We propose a diffusion distillation method that achieves new state-of-the-art in one-step/few-step 1024px text-to image generation based on SDXL. Our method combines progressive and adversarial distillation to achieve a balance between quality and mode coverage. In this paper, we discuss the theoretical analysis, discriminator design, model formulation, and training techniques. We opensource our distilled SDXL-Lightning models both as LoRA and full UNet weights.

Introduction

Conceptually, the generation involves a probability flow that gradually transports samples between the data and the noise probability distribution. Formally, the flow can be expressed as an ordinary differential equation (ODE).

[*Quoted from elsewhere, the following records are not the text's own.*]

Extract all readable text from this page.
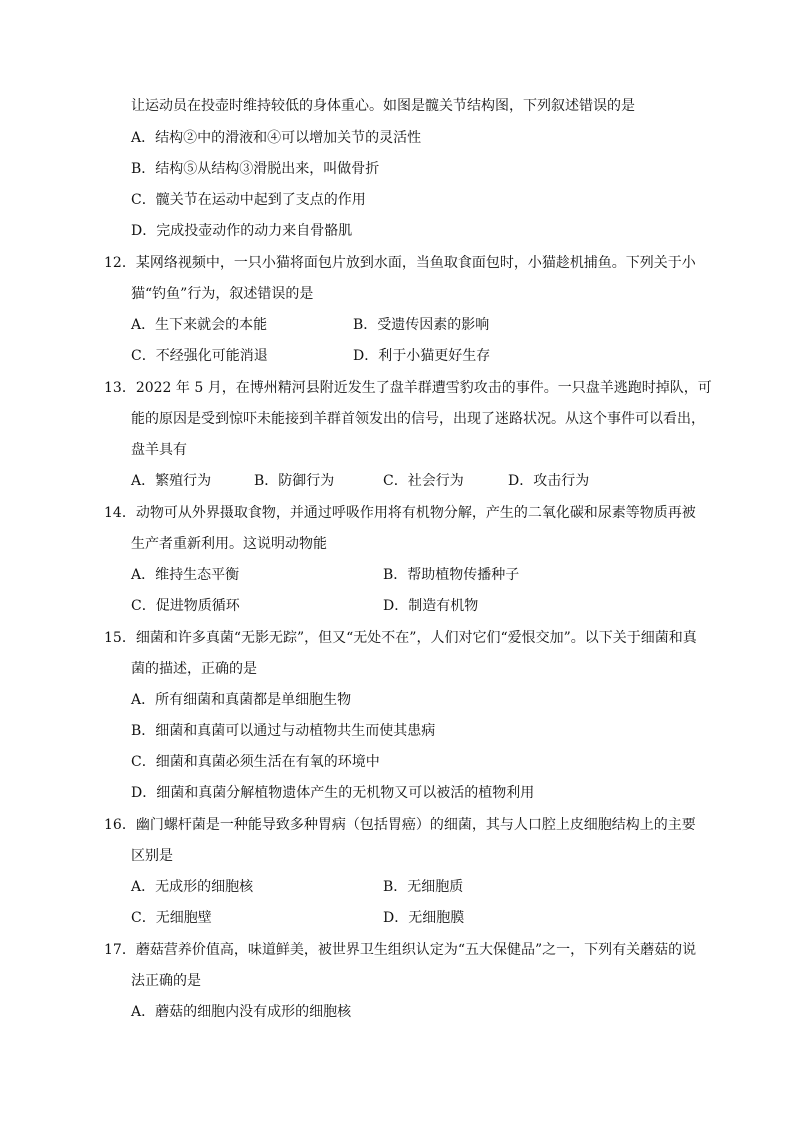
让运动员在投壶时维持较低的身体重心。如图是髋关节结构图，下列叙述错误的是
A．结构②中的滑液和④可以增加关节的灵活性
B．结构⑤从结构③滑脱出来，叫做骨折
C．髋关节在运动中起到了支点的作用
D．完成投壶动作的动力来自骨骼肌
12．某网络视频中，一只小猫将面包片放到水面，当鱼取食面包时，小猫趁机捕鱼。下列关于小
猫“钓鱼”行为，叙述错误的是
A．生下来就会的本能	B．受遗传因素的影响
C．不经强化可能消退	D．利于小猫更好生存
13．2022 年 5 月，在博州精河县附近发生了盘羊群遭雪豹攻击的事件。一只盘羊逃跑时掉队，可
能的原因是受到惊吓未能接到羊群首领发出的信号，出现了迷路状况。从这个事件可以看出，
盘羊具有
A．繁殖行为	B．防御行为	C．社会行为	D．攻击行为
14．动物可从外界摄取食物，并通过呼吸作用将有机物分解，产生的二氧化碳和尿素等物质再被
生产者重新利用。这说明动物能
A．维持生态平衡	B．帮助植物传播种子
C．促进物质循环	D．制造有机物
15．细菌和许多真菌“无影无踪”，但又“无处不在”，人们对它们“爱恨交加”。以下关于细菌和真
菌的描述，正确的是
A．所有细菌和真菌都是单细胞生物
B．细菌和真菌可以通过与动植物共生而使其患病
C．细菌和真菌必须生活在有氧的环境中
D．细菌和真菌分解植物遗体产生的无机物又可以被活的植物利用
16．幽门螺杆菌是一种能导致多种胃病（包括胃癌）的细菌，其与人口腔上皮细胞结构上的主要
区别是
A．无成形的细胞核	B．无细胞质
C．无细胞壁	D．无细胞膜
17．蘑菇营养价值高，味道鲜美，被世界卫生组织认定为“五大保健品”之一，下列有关蘑菇的说
法正确的是
A．蘑菇的细胞内没有成形的细胞核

In practice, generating a high-quality data sample requires more than 50 inference steps.

Different approaches to reduce the number of inference steps have been researched. Prior works have proposed better ODE solvers to account for the curving nature of the flow [19, 30, 34, 35, 64, 78]. Others have proposed formulations to make the flow straighter \([29,31]\). Nonetheless, these approaches generally still require more than 20 inference steps.

Our method combines the best of both worlds from progressive [54] and adversarial distillation [58]. Progressive distillation ensures that the distilled model follows the same probability flow and has the same mode coverage as the original model. However, progressive distillation with mean squared error (MSE) loss produces blurry results under 8 inference steps and we provide theoretical analysis in our paper.

To mitigate the issue, we use adversarial loss at every stage of the distillation to strike a balance between quality and mode coverage.